Il ressort de cela que, selon ceux qui estiment que les femmes sont tenues de réciter toutes les prières (comme nous le rapportons au chap. 2, note 1), il semble que, pour se conformer à l’opinion de la majorité des avis susmentionnés, les femmes ne doivent pas se dispenser sans motif de la prière d’Arvit. C’est bien ce que laisse entendre le Kaf Ha’haïm 299, 62, d’après lequel les femmes qui savent prier ont l’usage de prier aussi à Arvit. Cf. Halikhot Beitah 6, 3, note 4, ainsi que note 1, qui indique que c’est bien ainsi qu’il faut interpréter Rabbénou Yona et le Chné Lou’hot Habrit. Et en effet, certaines femmes pieuses ont l’usage de réciter la Amida trois fois par jour. Cependant, il semble que, en tout état de cause, ces auteurs eux-mêmes reconnaîtraient que les femmes, dans leur ensemble, n’ont pas pris sur elles de réciter, en tant qu’obligation, la prière d’Arvit. Tout au plus peut-on dire que, selon eux, Arvit est une prière facultative pour les femmes, et qu’il ne faut pas s’en dispenser sans motif. Toutefois, en pratique, la directive communément admise, ainsi que l’usage, veulent que les femmes soient dispensées de la prière d’Arvit, pour quatre raisons :

  • a) De l’avis de nombreux décisionnaires, les femmes ne sont tenues qu’à une ‘Amida quotidienne, comme nous l’avons vu au chap. 2 § 3. b) Même si l’on se réfère à la majorité des décisionnaires, selon lesquels les femmes sont tenues de dire « toutes les prières » instituées par les sages, ce devoir ne vise – selon la principale compréhension de cet avis –, que les prières instituées dès l’origine comme obligations, c’est-à-dire Cha’harit et Min’ha. c) Même si l’on affirmait que ce devoir vise également la prière, facultative en son fondement, qu’est Arvit, nous pourrions encore nous appuyer sur le Halakhot Guédolot, selon lequel les hommes eux-mêmes peuvent se dispenser de prier à Arvit, même sans raison. d) Si l’on s’en tient à l’opinion de Tossephot eux-mêmes, qui estiment que l’on ne se dispense pas de la prière d’Arvit sans raison, on peut soutenir que les femmes sont entièrement dispensées de prier à Arvit, du fait qu’elles se trouvent souvent occupées par les soins qu’elles prodiguent aux enfants.
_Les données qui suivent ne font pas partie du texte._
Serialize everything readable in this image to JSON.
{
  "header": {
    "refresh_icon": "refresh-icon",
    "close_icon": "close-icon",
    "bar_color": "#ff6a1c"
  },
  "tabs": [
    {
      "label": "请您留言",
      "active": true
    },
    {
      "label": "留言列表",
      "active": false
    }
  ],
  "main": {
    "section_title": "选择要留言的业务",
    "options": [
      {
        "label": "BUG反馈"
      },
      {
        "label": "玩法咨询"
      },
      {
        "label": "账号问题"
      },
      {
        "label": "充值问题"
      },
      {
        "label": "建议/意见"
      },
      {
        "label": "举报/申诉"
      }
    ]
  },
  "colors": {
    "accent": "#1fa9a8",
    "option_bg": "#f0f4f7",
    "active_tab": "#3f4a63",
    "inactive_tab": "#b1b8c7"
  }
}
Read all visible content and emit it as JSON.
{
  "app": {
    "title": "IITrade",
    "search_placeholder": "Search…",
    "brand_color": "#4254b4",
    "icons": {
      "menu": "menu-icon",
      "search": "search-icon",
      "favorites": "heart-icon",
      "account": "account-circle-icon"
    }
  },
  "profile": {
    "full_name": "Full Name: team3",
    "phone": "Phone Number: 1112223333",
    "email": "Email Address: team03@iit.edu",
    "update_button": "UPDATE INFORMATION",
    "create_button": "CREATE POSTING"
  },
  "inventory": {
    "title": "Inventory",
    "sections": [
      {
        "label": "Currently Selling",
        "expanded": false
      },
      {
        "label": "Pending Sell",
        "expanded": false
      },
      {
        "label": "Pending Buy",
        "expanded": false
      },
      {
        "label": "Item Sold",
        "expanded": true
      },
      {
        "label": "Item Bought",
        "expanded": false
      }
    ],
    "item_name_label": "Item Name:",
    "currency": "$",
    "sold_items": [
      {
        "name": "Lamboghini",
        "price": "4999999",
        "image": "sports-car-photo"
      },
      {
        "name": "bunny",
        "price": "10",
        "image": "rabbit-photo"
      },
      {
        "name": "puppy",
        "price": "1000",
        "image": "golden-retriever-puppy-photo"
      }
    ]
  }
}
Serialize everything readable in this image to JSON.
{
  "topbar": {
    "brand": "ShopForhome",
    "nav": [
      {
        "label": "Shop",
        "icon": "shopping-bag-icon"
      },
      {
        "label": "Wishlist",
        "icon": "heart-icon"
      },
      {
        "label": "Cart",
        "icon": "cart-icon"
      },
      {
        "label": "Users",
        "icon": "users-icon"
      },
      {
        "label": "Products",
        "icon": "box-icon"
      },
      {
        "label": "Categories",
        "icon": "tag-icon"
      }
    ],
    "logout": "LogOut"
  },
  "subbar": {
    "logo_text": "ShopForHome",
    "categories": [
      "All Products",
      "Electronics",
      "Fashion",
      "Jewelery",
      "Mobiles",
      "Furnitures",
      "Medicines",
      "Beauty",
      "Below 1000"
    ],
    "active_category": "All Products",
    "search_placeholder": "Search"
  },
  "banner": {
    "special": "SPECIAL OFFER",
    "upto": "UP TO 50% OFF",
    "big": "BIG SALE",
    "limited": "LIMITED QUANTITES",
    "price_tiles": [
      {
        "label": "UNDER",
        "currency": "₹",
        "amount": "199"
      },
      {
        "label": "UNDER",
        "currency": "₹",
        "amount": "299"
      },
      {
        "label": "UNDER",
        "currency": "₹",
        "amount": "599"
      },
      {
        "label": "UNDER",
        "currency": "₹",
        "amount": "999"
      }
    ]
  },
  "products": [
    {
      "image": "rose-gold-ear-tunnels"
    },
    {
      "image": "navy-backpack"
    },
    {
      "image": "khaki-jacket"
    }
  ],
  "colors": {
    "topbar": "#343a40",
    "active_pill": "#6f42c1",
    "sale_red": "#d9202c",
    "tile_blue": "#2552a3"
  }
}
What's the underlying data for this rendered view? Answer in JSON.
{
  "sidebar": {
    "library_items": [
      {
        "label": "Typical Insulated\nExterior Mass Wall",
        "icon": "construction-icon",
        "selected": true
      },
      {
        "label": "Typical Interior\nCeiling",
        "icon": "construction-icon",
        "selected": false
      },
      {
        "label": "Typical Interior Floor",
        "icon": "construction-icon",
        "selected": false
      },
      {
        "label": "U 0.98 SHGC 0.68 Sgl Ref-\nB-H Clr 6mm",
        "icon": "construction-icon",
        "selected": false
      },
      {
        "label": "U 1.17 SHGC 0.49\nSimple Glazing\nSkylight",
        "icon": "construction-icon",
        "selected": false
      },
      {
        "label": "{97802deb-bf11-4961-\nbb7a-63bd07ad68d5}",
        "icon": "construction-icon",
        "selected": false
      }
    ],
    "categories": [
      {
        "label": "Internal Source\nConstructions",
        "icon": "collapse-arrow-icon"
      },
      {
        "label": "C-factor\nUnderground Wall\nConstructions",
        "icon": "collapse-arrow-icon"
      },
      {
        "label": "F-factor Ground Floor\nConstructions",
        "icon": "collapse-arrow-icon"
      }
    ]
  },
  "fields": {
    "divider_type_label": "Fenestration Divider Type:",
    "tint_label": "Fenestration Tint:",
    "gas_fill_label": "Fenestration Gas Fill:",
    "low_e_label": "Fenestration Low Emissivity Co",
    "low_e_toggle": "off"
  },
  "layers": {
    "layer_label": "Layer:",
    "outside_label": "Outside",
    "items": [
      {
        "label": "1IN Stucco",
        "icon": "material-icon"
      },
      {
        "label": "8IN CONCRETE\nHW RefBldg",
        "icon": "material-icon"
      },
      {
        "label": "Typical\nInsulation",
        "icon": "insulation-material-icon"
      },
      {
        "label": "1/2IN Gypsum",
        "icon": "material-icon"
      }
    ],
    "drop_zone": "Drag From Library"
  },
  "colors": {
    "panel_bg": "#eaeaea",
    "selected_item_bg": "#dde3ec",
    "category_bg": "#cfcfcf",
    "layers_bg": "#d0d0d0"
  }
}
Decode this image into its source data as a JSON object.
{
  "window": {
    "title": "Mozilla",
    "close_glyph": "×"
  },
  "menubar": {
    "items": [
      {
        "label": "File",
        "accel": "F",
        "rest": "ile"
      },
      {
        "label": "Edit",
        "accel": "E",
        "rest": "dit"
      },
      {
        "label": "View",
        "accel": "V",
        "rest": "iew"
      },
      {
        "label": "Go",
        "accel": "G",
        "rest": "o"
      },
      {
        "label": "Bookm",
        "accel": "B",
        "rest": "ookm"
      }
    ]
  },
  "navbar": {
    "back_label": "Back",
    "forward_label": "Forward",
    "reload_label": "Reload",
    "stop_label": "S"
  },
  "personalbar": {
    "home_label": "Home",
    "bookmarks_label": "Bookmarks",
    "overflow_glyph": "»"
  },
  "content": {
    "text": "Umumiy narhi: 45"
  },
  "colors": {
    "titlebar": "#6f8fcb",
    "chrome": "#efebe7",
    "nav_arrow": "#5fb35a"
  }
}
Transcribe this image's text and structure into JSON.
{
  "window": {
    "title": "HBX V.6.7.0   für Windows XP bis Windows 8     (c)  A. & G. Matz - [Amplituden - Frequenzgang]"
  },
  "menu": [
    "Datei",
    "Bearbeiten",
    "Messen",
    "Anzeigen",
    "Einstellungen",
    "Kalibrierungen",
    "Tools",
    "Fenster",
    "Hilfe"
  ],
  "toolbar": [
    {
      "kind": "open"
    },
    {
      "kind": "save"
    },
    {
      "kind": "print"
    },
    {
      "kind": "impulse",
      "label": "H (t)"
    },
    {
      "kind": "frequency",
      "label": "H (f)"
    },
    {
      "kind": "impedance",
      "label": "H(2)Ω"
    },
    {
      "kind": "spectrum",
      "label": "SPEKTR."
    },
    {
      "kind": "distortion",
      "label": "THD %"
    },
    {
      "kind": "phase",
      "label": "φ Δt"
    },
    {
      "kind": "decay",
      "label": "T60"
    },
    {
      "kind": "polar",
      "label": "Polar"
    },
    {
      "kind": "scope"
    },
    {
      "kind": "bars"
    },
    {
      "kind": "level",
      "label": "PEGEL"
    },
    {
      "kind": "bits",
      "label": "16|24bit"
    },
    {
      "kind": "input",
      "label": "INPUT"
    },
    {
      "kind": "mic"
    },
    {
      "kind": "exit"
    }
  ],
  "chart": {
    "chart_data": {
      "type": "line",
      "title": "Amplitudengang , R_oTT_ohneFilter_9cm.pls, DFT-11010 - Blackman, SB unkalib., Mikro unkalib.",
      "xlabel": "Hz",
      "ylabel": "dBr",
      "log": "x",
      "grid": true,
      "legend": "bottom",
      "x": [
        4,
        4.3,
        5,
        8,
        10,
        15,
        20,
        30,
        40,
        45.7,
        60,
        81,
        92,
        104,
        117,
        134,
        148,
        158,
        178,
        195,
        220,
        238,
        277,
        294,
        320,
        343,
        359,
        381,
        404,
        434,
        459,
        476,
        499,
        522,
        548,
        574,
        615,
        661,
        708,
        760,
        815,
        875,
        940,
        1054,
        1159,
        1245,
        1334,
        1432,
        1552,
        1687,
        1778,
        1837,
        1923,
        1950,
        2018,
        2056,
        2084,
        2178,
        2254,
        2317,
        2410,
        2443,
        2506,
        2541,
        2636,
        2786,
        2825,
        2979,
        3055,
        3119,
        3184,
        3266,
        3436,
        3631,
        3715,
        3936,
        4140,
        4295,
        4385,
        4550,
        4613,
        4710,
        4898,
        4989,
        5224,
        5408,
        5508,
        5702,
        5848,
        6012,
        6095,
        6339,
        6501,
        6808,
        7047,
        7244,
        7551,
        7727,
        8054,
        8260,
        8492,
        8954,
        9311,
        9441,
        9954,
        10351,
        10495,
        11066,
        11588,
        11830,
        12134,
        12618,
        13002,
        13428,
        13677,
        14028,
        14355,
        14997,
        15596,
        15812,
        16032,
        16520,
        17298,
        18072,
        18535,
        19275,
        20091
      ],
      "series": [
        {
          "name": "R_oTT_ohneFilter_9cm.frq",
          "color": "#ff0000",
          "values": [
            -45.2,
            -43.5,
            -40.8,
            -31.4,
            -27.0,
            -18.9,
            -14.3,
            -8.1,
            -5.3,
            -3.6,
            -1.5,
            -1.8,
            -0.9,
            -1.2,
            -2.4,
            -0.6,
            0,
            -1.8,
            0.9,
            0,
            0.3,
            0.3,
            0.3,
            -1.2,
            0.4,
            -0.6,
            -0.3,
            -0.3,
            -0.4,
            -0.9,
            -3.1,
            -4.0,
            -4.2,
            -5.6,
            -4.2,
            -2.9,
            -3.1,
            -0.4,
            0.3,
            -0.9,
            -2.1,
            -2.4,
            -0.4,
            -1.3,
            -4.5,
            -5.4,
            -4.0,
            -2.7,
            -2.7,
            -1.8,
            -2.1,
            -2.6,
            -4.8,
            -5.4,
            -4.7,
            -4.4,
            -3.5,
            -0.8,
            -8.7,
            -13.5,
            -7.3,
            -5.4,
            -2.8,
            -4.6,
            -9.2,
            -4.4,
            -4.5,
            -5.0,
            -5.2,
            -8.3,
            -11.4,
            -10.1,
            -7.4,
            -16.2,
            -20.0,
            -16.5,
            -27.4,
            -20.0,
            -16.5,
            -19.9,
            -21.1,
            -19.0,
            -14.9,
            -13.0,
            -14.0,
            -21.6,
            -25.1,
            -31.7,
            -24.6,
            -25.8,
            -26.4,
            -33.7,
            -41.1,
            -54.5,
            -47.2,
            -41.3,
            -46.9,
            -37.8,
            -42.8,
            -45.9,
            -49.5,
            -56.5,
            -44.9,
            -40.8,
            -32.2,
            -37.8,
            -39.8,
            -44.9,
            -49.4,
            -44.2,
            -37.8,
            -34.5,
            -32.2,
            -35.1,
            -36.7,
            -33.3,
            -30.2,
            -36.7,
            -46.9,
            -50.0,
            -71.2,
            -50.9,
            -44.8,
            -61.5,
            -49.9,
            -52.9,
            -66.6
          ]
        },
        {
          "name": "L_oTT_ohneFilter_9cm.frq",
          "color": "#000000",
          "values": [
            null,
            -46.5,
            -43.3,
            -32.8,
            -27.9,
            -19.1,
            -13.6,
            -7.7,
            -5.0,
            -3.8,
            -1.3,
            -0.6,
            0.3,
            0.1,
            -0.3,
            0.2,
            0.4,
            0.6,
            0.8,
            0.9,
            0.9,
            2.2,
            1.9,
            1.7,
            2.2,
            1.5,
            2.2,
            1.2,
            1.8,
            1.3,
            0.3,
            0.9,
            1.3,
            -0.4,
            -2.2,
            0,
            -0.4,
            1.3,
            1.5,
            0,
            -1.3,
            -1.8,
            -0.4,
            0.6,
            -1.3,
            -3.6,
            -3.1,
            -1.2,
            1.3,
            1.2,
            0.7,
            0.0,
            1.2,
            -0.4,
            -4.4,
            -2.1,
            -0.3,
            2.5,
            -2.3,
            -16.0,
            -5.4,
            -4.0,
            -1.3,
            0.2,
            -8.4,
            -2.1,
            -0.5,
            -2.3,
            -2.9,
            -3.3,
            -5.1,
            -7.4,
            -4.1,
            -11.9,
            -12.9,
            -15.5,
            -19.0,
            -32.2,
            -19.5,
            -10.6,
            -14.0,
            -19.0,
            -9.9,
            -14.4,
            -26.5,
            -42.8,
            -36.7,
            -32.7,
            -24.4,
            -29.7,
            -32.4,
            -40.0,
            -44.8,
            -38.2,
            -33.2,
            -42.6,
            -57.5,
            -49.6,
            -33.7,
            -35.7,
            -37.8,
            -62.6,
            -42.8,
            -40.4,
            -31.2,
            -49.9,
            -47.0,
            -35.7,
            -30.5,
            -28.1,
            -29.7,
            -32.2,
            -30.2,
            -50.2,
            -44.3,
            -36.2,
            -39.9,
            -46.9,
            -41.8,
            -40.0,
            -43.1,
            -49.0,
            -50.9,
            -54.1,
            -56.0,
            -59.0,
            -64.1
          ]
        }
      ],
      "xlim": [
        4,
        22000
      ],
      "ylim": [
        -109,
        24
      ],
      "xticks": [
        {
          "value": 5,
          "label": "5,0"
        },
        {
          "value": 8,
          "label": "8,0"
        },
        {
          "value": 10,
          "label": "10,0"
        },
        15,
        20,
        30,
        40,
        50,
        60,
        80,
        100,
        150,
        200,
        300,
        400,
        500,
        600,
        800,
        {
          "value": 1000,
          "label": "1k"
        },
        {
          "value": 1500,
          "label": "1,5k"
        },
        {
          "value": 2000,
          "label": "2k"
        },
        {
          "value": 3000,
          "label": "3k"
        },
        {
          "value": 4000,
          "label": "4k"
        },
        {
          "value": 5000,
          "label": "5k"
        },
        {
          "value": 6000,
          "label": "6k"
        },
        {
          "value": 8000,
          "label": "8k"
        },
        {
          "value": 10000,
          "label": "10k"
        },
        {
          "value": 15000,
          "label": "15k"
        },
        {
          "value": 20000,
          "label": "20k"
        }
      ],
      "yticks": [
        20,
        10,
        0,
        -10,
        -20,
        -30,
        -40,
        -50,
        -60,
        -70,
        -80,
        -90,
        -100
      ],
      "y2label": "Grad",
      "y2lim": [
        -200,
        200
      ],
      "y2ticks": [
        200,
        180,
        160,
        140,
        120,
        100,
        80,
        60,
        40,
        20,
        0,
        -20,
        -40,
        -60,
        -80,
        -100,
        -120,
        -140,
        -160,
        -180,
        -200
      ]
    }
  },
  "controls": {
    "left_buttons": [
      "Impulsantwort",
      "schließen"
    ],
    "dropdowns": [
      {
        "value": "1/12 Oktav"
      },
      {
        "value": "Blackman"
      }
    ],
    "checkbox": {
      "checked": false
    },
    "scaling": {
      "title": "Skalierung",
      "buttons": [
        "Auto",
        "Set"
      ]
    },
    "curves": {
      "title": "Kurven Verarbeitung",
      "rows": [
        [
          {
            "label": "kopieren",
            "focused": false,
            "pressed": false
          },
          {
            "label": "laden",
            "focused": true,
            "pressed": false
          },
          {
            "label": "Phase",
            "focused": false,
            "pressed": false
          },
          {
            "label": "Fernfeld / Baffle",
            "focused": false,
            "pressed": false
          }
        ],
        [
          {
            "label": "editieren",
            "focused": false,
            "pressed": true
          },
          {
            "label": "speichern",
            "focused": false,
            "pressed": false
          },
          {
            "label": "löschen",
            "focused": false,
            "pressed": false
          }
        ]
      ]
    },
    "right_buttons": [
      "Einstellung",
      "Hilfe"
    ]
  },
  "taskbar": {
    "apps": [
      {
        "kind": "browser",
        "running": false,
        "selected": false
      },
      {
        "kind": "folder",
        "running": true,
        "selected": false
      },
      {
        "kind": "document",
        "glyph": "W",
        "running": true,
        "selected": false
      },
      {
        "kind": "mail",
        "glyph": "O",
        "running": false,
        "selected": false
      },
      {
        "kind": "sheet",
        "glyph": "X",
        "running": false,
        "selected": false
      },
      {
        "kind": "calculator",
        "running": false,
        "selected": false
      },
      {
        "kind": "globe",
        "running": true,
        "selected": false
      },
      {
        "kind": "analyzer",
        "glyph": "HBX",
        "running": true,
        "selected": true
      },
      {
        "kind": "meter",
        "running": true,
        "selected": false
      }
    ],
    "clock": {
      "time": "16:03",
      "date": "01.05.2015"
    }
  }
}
  • Horaires d’Arvit : d’après la communauté des sages de la Michna (les ‘Hakhamim), on peut réciter Arvit à partir de la tombée de la nuit (tset hakokhavim), et tel est l’usage. Mais d’après Rabbi Yehouda, on peut commencer dès le plag hamin’ha, c’est-à-dire une heure solaire et quart avant la fin du jour. Ceux qui veulent adopter l’usage de Rabbi Yehouda y sont autorisés, à condition qu’ils aient récité la prière de Min’ha précisément avant le plag hamin’ha. Mais l’usage le plus répandu de nos jours est conforme à l’opinion de la communauté des sages. Ces règles sont exposées plus largement dans La Prière d’Israël 25, 6-7. Quant au moment où expire le temps de récitation d’Arvit, il s’agit a priori du milieu de la nuit, selon le Dérekh Ha’haïm ; mais le Peri Mégadim estime que l’on dispose a priori de toute la nuit.